Le terme « dhikr » peut être traduit par chacun de ces mots français : rappel ou mention ou invocation. Ainsi le terme « dhikrullah » renvoie au souvenir, à l’évocation et à l’invocation d’Allah. Il traduit la gratitude du serviteur envers le Seigneur de la Création. Il comprend la lecture du Coran, le tasbîh (l’invocation par les différentes formules connues) ainsi que la méditation sur l’œuvre grandiose et les attributs du Seigneur.

Il existe plusieurs sortes de « zikr » auxquels peuvent s’adonner les croyants :
-Celui accomplit par la langue (zikr liçânî) ;
-Celui par le cœur (zikr qalbî) ;
-Et enfin celui où la langue et le cœur s’associent.

Le croyant peut évoquer son Seigneur sans pour autant être attentif à ses paroles, c’est ce que l’on appelle le zikr de la langue. Ceci étant dit, même sans concentration nous sommes récompensés : « Que ta langue ne cesse d’être imbibée par l’évocation d’Allah ». (Tirmidhi). Quant à la deuxième forme, il consiste à occuper son esprit et son cœur par la méditation et ce, même si, la langue n’y contribue pas. Cependant, la meilleure manière d’évoquer le Seigneur reste celle qui conjugue la langue le cœur et l’esprit.

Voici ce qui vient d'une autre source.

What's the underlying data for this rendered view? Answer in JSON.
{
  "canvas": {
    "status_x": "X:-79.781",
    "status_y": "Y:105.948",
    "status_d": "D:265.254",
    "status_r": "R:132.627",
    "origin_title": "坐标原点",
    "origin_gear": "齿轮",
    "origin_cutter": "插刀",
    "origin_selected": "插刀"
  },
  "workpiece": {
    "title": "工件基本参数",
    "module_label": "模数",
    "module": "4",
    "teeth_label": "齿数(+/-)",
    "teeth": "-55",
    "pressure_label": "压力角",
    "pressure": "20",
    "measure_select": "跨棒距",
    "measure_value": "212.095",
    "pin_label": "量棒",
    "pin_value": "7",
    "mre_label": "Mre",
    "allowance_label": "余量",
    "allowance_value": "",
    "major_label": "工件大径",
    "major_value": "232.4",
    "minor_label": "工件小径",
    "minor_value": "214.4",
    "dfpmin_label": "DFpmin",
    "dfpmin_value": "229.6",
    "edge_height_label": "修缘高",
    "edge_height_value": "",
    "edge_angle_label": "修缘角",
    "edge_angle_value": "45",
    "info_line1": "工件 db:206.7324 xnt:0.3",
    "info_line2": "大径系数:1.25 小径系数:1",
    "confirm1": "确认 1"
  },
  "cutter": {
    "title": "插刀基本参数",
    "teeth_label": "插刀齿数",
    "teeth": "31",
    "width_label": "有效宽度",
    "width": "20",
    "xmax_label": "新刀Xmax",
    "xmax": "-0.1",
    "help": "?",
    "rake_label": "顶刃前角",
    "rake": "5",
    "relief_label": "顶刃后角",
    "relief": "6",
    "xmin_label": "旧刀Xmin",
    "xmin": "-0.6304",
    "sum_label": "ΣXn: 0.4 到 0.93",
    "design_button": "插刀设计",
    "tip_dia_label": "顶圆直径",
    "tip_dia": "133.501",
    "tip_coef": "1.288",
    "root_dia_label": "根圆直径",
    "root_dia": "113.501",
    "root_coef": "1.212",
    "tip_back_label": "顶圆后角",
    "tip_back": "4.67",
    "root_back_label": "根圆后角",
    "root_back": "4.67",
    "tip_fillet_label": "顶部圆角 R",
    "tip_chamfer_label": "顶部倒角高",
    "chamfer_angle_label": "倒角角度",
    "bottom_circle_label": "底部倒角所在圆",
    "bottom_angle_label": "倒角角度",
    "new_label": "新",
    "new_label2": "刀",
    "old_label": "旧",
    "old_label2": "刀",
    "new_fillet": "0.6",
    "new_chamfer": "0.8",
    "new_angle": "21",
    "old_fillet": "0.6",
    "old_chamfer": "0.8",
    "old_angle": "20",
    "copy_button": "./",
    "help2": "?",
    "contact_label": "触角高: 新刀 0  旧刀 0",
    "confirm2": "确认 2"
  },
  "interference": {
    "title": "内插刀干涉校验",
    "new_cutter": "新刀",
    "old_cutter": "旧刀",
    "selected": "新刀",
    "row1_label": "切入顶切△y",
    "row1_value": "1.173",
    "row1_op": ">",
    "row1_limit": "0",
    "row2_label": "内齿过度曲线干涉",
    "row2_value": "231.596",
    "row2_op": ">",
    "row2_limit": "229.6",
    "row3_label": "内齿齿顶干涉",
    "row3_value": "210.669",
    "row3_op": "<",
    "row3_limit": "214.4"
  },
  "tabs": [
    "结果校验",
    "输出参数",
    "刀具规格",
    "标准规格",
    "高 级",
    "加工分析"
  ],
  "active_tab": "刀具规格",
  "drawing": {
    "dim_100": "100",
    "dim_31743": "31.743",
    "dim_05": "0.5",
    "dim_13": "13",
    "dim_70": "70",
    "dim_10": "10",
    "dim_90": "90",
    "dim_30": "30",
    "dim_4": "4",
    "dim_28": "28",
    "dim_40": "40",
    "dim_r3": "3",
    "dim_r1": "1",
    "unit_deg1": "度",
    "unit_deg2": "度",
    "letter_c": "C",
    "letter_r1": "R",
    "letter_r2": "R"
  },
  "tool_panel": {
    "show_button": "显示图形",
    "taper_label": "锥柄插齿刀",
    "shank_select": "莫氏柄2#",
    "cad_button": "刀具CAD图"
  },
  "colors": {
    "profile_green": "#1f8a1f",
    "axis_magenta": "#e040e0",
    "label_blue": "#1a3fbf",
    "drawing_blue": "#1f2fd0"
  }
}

Pour mieux comprendre l’importance du dhikr dans l’Islam, il faut savoir qu’il a été cité au moins quatre-vingt-trois fois dans le Coran. À titre d’exemple Allah recommande dans la sourate Baqara :

{ فَٱذۡكُرُونِیۤ أَذۡكُرۡكُمۡ وَٱشۡكُرُوا۟ لِی وَلَا تَكۡفُرُونِ }
« Souvenez-vous de Moi (faites Mon zikr) et Je me souviendrai de vous. Soyez reconnaissants envers Moi et ne soyez pas ingrats » [Sourate AL-BAQARAH: 152].

Dans un autre verset, Allah donne un des rôles fondamentaux du dhikr à savoir apaiser le cœur de celui qui s’y adonne 28 de la sourate Raad :

{ ٱلَّذِینَ ءَامَنُوا۟ وَتَطۡمَىِٕنُّ قُلُوبُهُم بِذِكۡرِ ٱللَّهِۗ أَلَا بِذِكۡرِ ٱللَّهِ تَطۡمَىِٕنُّ ٱلۡقُلُوبُ }

« ceux qui croient et dont les cœurs trouvent la quiétude dans le Zikr d’Allah. Comprenez bien que) c’est dans le Zikr d’Allah que les cœurs trouvent leur quiétude». [Sourate AR-RA`D: 28]

Dans un autre verset encore Allah nous indique le rang du dhikr au sein des autres actes d’adoration :

{ إِنَّ ٱلصَّلَوٰةَ تَنۡهَىٰ عَنِ ٱلۡفَحۡشَاۤءِ وَٱلۡمُنكَرِۗ وَلَذِكۡرُ ٱلله أَكۡبَرُۗ وَٱللَّهُ یَعۡلَمُ مَا تَصۡنَعُونَ }
« La prière éloigne l’homme de la turpitude et des actions blâmables, mais l’invocation du nom de Dieu est ce qu’il y a de plus grand » [Sourate AL-`ANKABOUT: 45]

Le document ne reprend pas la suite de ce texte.